Speaking Stata: How to debug,part I

2.1 Read the help

Every official Stata command or function, and some other official Stata material, comes with online help. The jargon official may be new to you: it means whatever has been developed and is maintained by StataCorp, the company, and comes within a licensed copy of Stata.

That online help usually includes a file or files with extension .sthlp (historically .hlp) that you access with (say) help regress (help on a command) or help daily() (help on a function). Or it could be in a manual entry, part of the PDF documentation. Occasionally, extra material is not bundled with the Stata software but takes the form of an FAQ on the Stata website. Use search to move around in Stata’s own documentation.

Here is a simple tip within a tip. There is a fairly standard form for help files, originally modeled on Unix documentation. A help file starts with a formal syntax diagram that may seem a little forbidding. Often, you should just scroll straight to the examples and look at them carefully. You may see quickly that your code should match a pattern there. If it does not match any pattern, that need not be fatal, because you may be trying an unusual or more complicated example. So you may need to read the rest of the help.

A hint to beginners in Stata: Just occasionally, there are undocumented options or features hidden from the help. But that’s exceptional.
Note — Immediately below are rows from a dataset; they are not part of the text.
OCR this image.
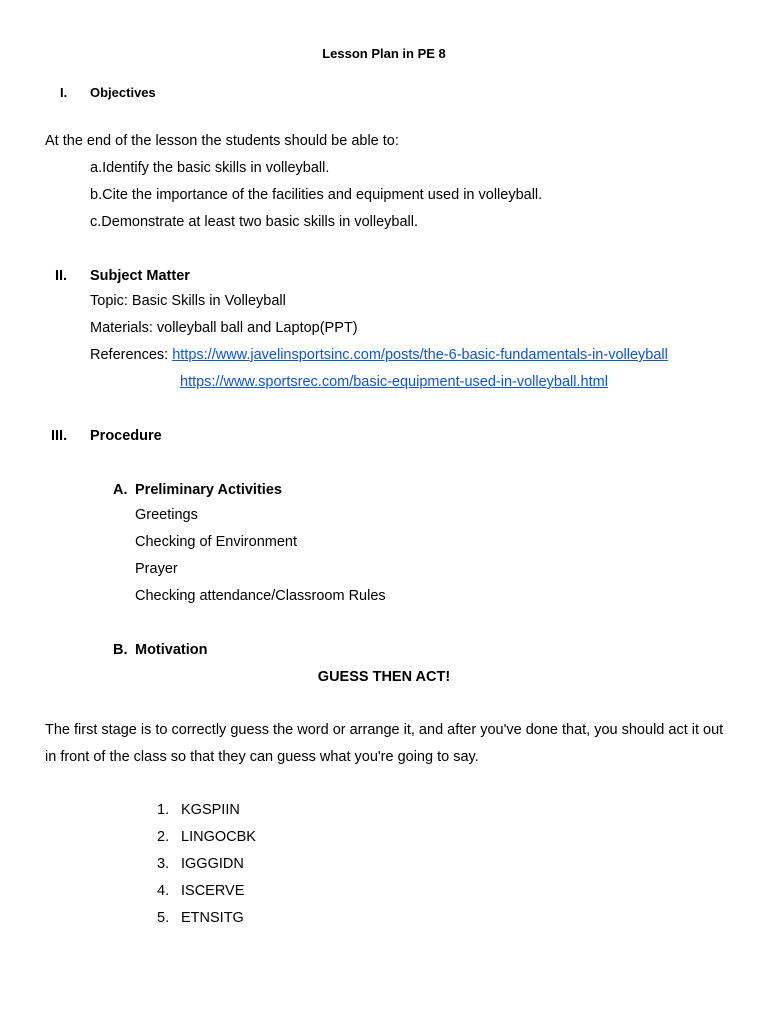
Lesson Plan in PE 8
I. Objectives
At the end of the lesson the students should be able to:
a.Identify the basic skills in volleyball.
b.Cite the importance of the facilities and equipment used in volleyball.
c.Demonstrate at least two basic skills in volleyball.
II. Subject Matter
Topic: Basic Skills in Volleyball
Materials: volleyball ball and Laptop(PPT)
References: https://www.javelinsportsinc.com/posts/the-6-basic-fundamentals-in-volleyball
https://www.sportsrec.com/basic-equipment-used-in-volleyball.html
III. Procedure
A. Preliminary Activities
Greetings
Checking of Environment
Prayer
Checking attendance/Classroom Rules
B. Motivation
GUESS THEN ACT!
The first stage is to correctly guess the word or arrange it, and after you've done that, you should act it out in front of the class so that they can guess what you're going to say.
1. KGSPIIN
2. LINGOCBK
3. IGGGIDN
4. ISCERVE
5. ETNSITG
In essence, fantasy syntax that you would prefer, perhaps because it is standard in software you know better, is most unlikely to work. Once you have got some way into learning Stata, you may enjoy rummaging around help undocumented. You may enjoy even more learning about what is not even undocumented, although usually that is either dangerous or obsolete. (Exceptions to exceptions occur here in a fractal tangle.)

Most of what has just been explained should be true of community-contributed (user-written) commands and do-files too. More substantial user-programmer projects may have been written up in the authors’ books or journal articles, especially here in the Stata Journal. At the other extreme, if you find community-contributed commands without documentation, why wasn’t the code thought worth a write-up? The authors could mean you just to look at the code: see the next tip. Or they could be implying that their code was written in haste and is not much used or tested, so watch out. My own rule of thumb is that writing help is about as much work as writing the code in the first place, so the existence of a help file is a sign that I think the code deserves the effort.

2.2 Look at the code

Code is not necessarily a black box, meaning that you cannot look inside. Some official commands are implemented as compiled code that is part of the executable, but many are represented by ado-code accessible by any user.
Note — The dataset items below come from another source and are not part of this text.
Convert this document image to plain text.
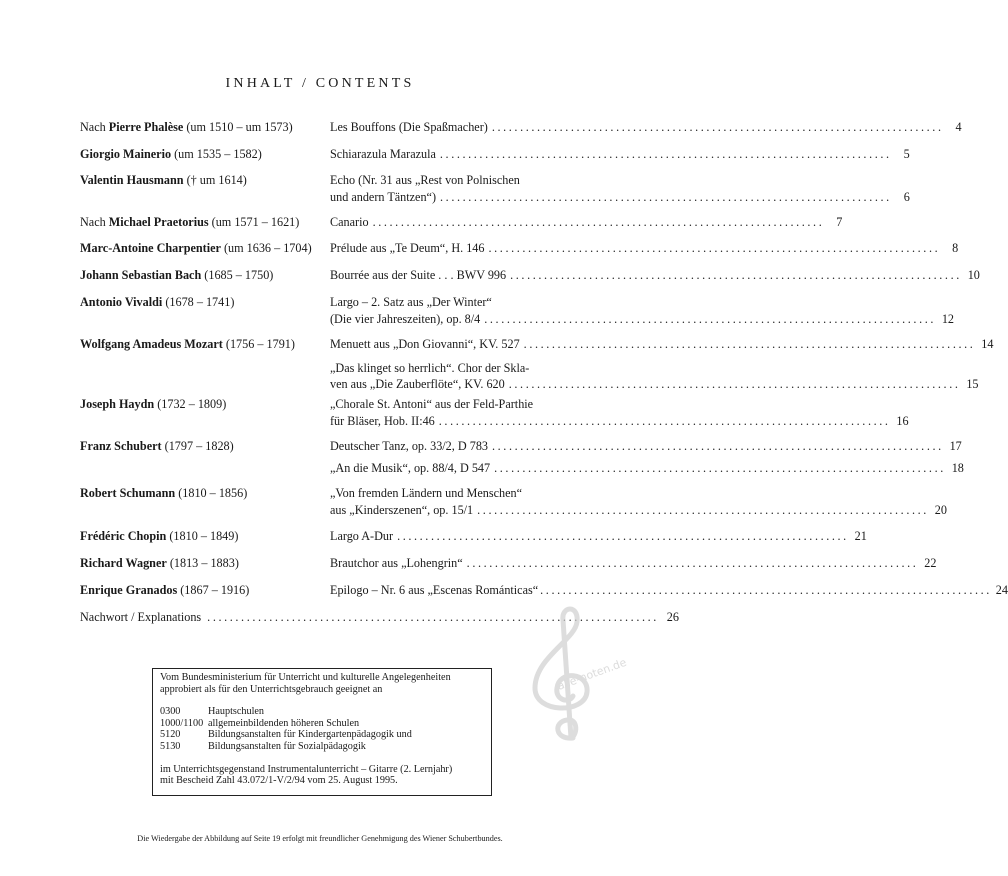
INHALT / CONTENTS
Nach Pierre Phalèse (um 1510 – um 1573)	Les Bouffons (Die Spaßmacher) ................................................................................ 4
Giorgio Mainerio (um 1535 – 1582)	Schiarazula Marazula ................................................................................ 5
Valentin Hausmann († um 1614)	Echo (Nr. 31 aus „Rest von Polnischen
und andern Täntzen“) ................................................................................ 6
Nach Michael Praetorius (um 1571 – 1621)	Canario ................................................................................ 7
Marc-Antoine Charpentier (um 1636 – 1704)	Prélude aus „Te Deum“, H. 146 ................................................................................ 8
Johann Sebastian Bach (1685 – 1750)	Bourrée aus der Suite . . . BWV 996 ................................................................................ 10
Antonio Vivaldi (1678 – 1741)	Largo – 2. Satz aus „Der Winter“
(Die vier Jahreszeiten), op. 8/4 ................................................................................ 12
Wolfgang Amadeus Mozart (1756 – 1791)	Menuett aus „Don Giovanni“, KV. 527 ................................................................................ 14
„Das klinget so herrlich“. Chor der Skla-
ven aus „Die Zauberflöte“, KV. 620 ................................................................................ 15
Joseph Haydn (1732 – 1809)	„Chorale St. Antoni“ aus der Feld-Parthie
für Bläser, Hob. II:46 ................................................................................ 16
Franz Schubert (1797 – 1828)	Deutscher Tanz, op. 33/2, D 783 ................................................................................ 17
„An die Musik“, op. 88/4, D 547 ................................................................................ 18
Robert Schumann (1810 – 1856)	„Von fremden Ländern und Menschen“
aus „Kinderszenen“, op. 15/1 ................................................................................ 20
Frédéric Chopin (1810 – 1849)	Largo A-Dur ................................................................................ 21
Richard Wagner (1813 – 1883)	Brautchor aus „Lohengrin“ ................................................................................ 22
Enrique Granados (1867 – 1916)	Epilogo – Nr. 6 aus „Escenas Románticas“ ................................................................................ 24
Nachwort / Explanations ................................................................................ 26
Vom Bundesministerium für Unterricht und kulturelle Angelegenheiten
approbiert als für den Unterrichtsgebrauch geeignet an
0300	Hauptschulen
1000/1100 allgemeinbildenden höheren Schulen
5120	Bildungsanstalten für Kindergartenpädagogik und
5130	Bildungsanstalten für Sozialpädagogik
im Unterrichtsgegenstand Instrumentalunterricht – Gitarre (2. Lernjahr)
mit Bescheid Zahl 43.072/1-V/2/94 vom 25. August 1995.
alle-noten.de
Die Wiedergabe der Abbildung auf Seite 19 erfolgt mit freundlicher Genehmigung des Wiener Schubertbundes.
Community-contributed commands are broadly similar. Some user-programmers distribute their work including compiled Mata code, but that is exceptional. Most such program files can be examined directly as text files.

viewsource will help you look at code. which tells you where accessible code is on your system, meaning which file holds the source code.

doedit lets you look at code with Stata’s own text editor. You can use your own favorite text editor instead. Either way, do not change the ado-code for official commands, even if you think you know what you are doing. Rather, if you think you have found a bug or an awkward feature, email StataCorp Technical Services with your suggestion.

What you do about community-contributed code is more at your discretion. One extreme situation is encapsulated by emails to the original authors with the flavor “I changed your command, and now it doesn’t work,” to which a predictable reply has flavor “You broke it, so you fix it.”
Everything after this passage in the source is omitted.